Vincenzo

studente del quinto anno del corso di laurea a ciclo unico in Medicina e chirurgia, facoltà di Medicina e chirurgia, campus di Roma

Partite, mettetevi in viaggio lasciando da parte i pregiudizi e i timori che talvolta ci offuscano la vista, allargate lo sguardo, perché là fuori c’è un mondo che aspetta di essere conosciuto ed è pronto a dare molto più di quanto possiamo immaginare, cambiando in meglio la nostra vita.

Per me questo nuovo mondo è stato l’Uganda, più precisamente la sua capitale Kampala ed il Benedict Medical Centre (BMC), ospedale in cui insieme ai miei compagni di viaggio ho lavorato accanto a medici e infermieri locali, imparando passo dopo passo come funziona l’assistenza sanitaria nell’Africa subsahariana e scoprendo ben presto che avrei ricevuto molto più di quello che pensavo di poter dare sia dal punto di vista pratico che teorico.

Credo che la potenza comunicativa delle immagini sia impareggiabile e quindi, a testimonianza di quanto vissuto e appreso, posso raccontare due storie o meglio due volti: il primo è quello dolce di Katherine, splendida creatura a cui per la prima volta in vita mia ho tagliato il cordone ombelicale e preso in braccio raggiante per affidarla alla mamma; il secondo è quello sofferente di Nelson, ragazzo ricoverato d’urgenza per un volvolo intestinale, al cui intervento chirurgico ho potuto prendere parte, e che abbiamo visto rifiorire nei giorni successivi.

Certamente le differenze tra la sanità e la medicina a cui siamo abituati e la realtà incontrata in Uganda sono emerse suscitando in noi più di una riflessione su quanto lavoro debba ancora essere fatto per migliorare l’assistenza in questa regione.

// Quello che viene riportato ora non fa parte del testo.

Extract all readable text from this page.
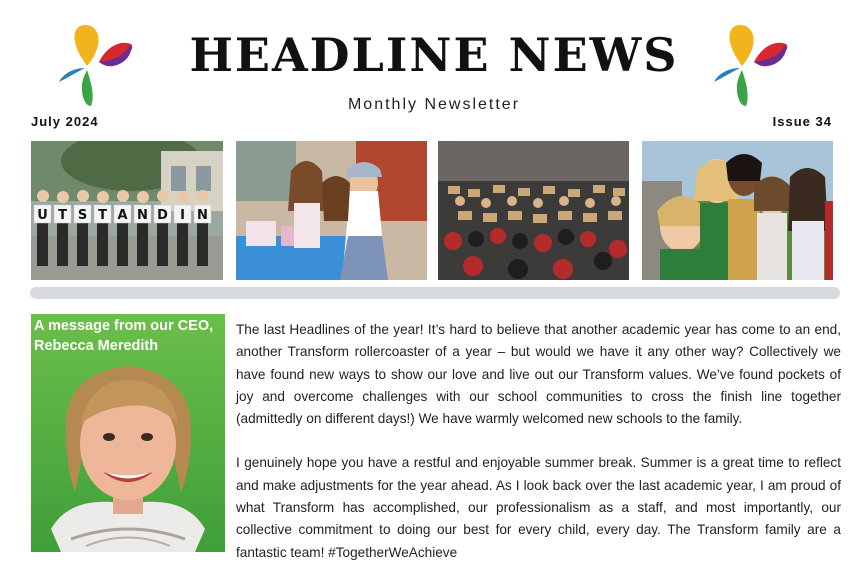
HEADLINE NEWS
Monthly Newsletter
July 2024	Issue 34
U T S T A N D I N
A message from our CEO, Rebecca Meredith

The last Headlines of the year! It’s hard to believe that another academic year has come to an end, another Transform rollercoaster of a year – but would we have it any other way? Collectively we have found new ways to show our love and live out our Transform values. We’ve found pockets of joy and overcome challenges with our school communities to cross the finish line together (admittedly on different days!) We have warmly welcomed new schools to the family.

I genuinely hope you have a restful and enjoyable summer break. Summer is a great time to reflect and make adjustments for the year ahead. As I look back over the last academic year, I am proud of what Transform has accomplished, our professionalism as a staff, and most importantly, our collective commitment to doing our best for every child, every day. The Transform family are a fantastic team! #TogetherWeAchieve
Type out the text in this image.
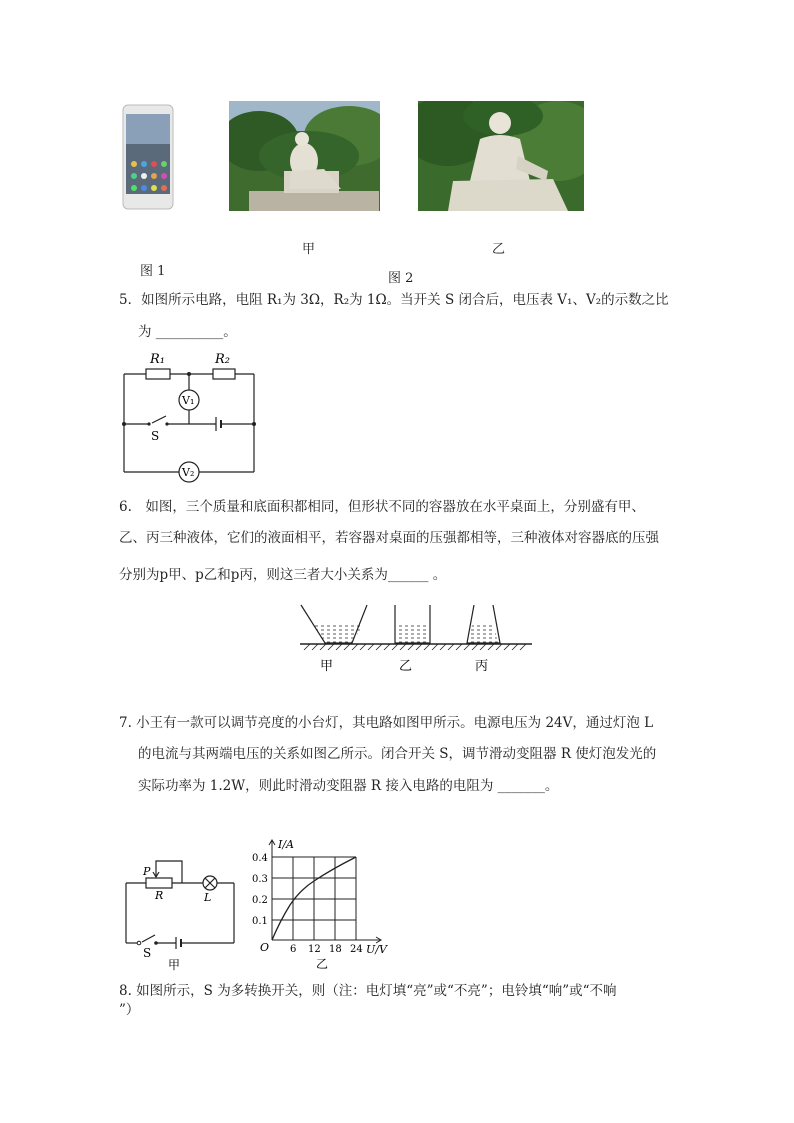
图 1
甲	乙
图 2
5．如图所示电路，电阻 R₁为 3Ω，R₂为 1Ω。当开关 S 闭合后，电压表 V₁、V₂的示数之比
为 __________。
R₁	R₂
V₁
V₂
S
6.　如图，三个质量和底面积都相同，但形状不同的容器放在水平桌面上，分别盛有甲、
乙、丙三种液体，它们的液面相平，若容器对桌面的压强都相等，三种液体对容器底的压强
分别为p甲、p乙和p丙，则这三者大小关系为______ 。
甲	乙	丙
7. 小王有一款可以调节亮度的小台灯，其电路如图甲所示。电源电压为 24V，通过灯泡 L
的电流与其两端电压的关系如图乙所示。闭合开关 S，调节滑动变阻器 R 使灯泡发光的
实际功率为 1.2W，则此时滑动变阻器 R 接入电路的电阻为 _______。
P
R	L
S
甲
I/A
0.4
0.3
0.2
0.1
O 6 12 18 24 U/V
乙
8. 如图所示，S 为多转换开关，则（注：电灯填“亮”或“不亮”；电铃填“响”或“不响
”）
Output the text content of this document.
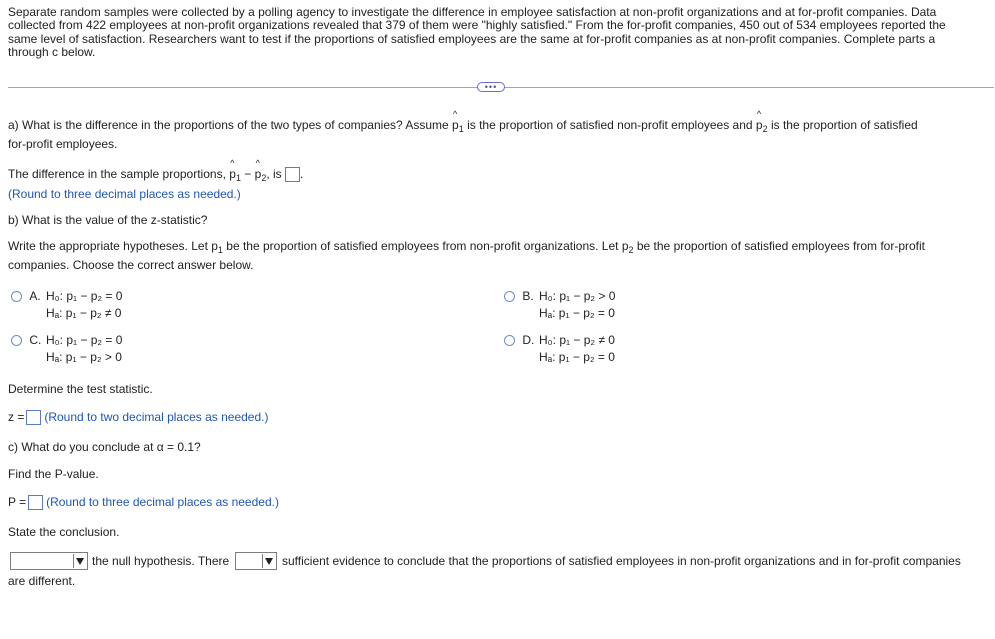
Separate random samples were collected by a polling agency to investigate the difference in employee satisfaction at non-profit organizations and at for-profit companies. Data
collected from 422 employees at non-profit organizations revealed that 379 of them were "highly satisfied." From the for-profit companies, 450 out of 534 employees reported the
same level of satisfaction. Researchers want to test if the proportions of satisfied employees are the same at for-profit companies as at non-profit companies. Complete parts a
through c below.
•••
a) What is the difference in the proportions of the two types of companies? Assume ^ $p_1$ is the proportion of satisfied non-profit employees and ^ $p_2$ is the proportion of satisfied
for-profit employees.
The difference in the sample proportions, ^ $p_1$ − ^ $p_2$, is .
(Round to three decimal places as needed.)
b) What is the value of the z-statistic?
Write the appropriate hypotheses. Let $p_1$ be the proportion of satisfied employees from non-profit organizations. Let $p_2$ be the proportion of satisfied employees from for-profit
companies. Choose the correct answer below.
A. H₀: p₁ − p₂ = 0
Hₐ: p₁ − p₂ ≠ 0
B. H₀: p₁ − p₂ > 0
Hₐ: p₁ − p₂ = 0
C. H₀: p₁ − p₂ = 0
Hₐ: p₁ − p₂ > 0
D. H₀: p₁ − p₂ ≠ 0
Hₐ: p₁ − p₂ = 0
Determine the test statistic.
z = (Round to two decimal places as needed.)
c) What do you conclude at α = 0.1?
Find the P-value.
P = (Round to three decimal places as needed.)
State the conclusion.
the null hypothesis. There	sufficient evidence to conclude that the proportions of satisfied employees in non-profit organizations and in for-profit companies
are different.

Tuttavia, proprio queste differenze sono state per noi stimolo costante per una maggiore comprensione della cultura e della società africana, nonché per un cambiamento del nostro modo di pensare e di agire in tante situazioni: non si tratta naturalmente di mettere in discussione le conquiste scientifiche e tecnologiche della medicina, ma di saper utilizzare al meglio le poche risorse a disposizione trovando soluzioni adeguate al contesto.

Un esempio pratico è la necessità di eseguire sempre un esame obiettivo preciso e completo, vista la difficoltà di accesso per gran parte della popolazione ugandese a esami strumentali complessi in fase di diagnosi. Per noi è stata un’opportunità di ripasso e approfondimento di una delle basi fondamentali della medicina clinica, talvolta trascurata in Italia proprio a seguito della diffusione di esami strumentali che in Africa sono ancora carenti.

La nostra esperienza, per quanto incentrata sull’attività presso il BMC, ci ha permesso anche di uscire dalle mura dell’ospedale e conoscere da vicino l’Uganda e la sua gente, che hanno rappresentato per noi un’altra grande fonte di scoperta e arricchimento.

La terra rossa e polverosa ed il traffico caotico di Kampala, le foreste pluviali verdeggianti e rigogliose, il maestoso lago Vittoria da cui origina il Nilo, che attraversa la savana con la sua flora e fauna meravigliose: immagini che rimarranno per sempre scolpite nella nostra memoria mescolate alla musica a tutto volume dei locali in città, al silenzio surreale della natura nei villaggi rurali del nord, alle voci e grida dei mille bambini e ragazzi che studiano nelle scuole fondate da Padre John proprio accanto al BMC, impegnandosi quotidianamente nella costruzione di un futuro migliore per sé, per le proprie famiglie e per il popolo ugandese che ci ha accolti con tanto affetto e amicizia.

A tal proposito mi vengono alla memoria ancora un paio di volti e storie, che per me hanno rappresentato concretamente l’abbraccio caloroso ricevuto dalla gente ugandese: Greg e Thomas, due bambini della primary school che mi hanno dimostrato un affetto incredibile scrivendomi anche una lettera, che custodisco con la speranza di ritrovarli un giorno cresciuti e realizzati; Vincent, il nostro autista e compagno di mille avventure, che con il sorriso e la battuta sempre pronta ci ha guidati per le strade di Kampala e oltre, trasmettendoci tutta l’allegria e la saggia leggerezza di cui gli africani sono maestri.

È stata un’esperienza indimenticabile, umanamente arricchente ed emotivamente intensa che auguro a tutti di poter intraprendere.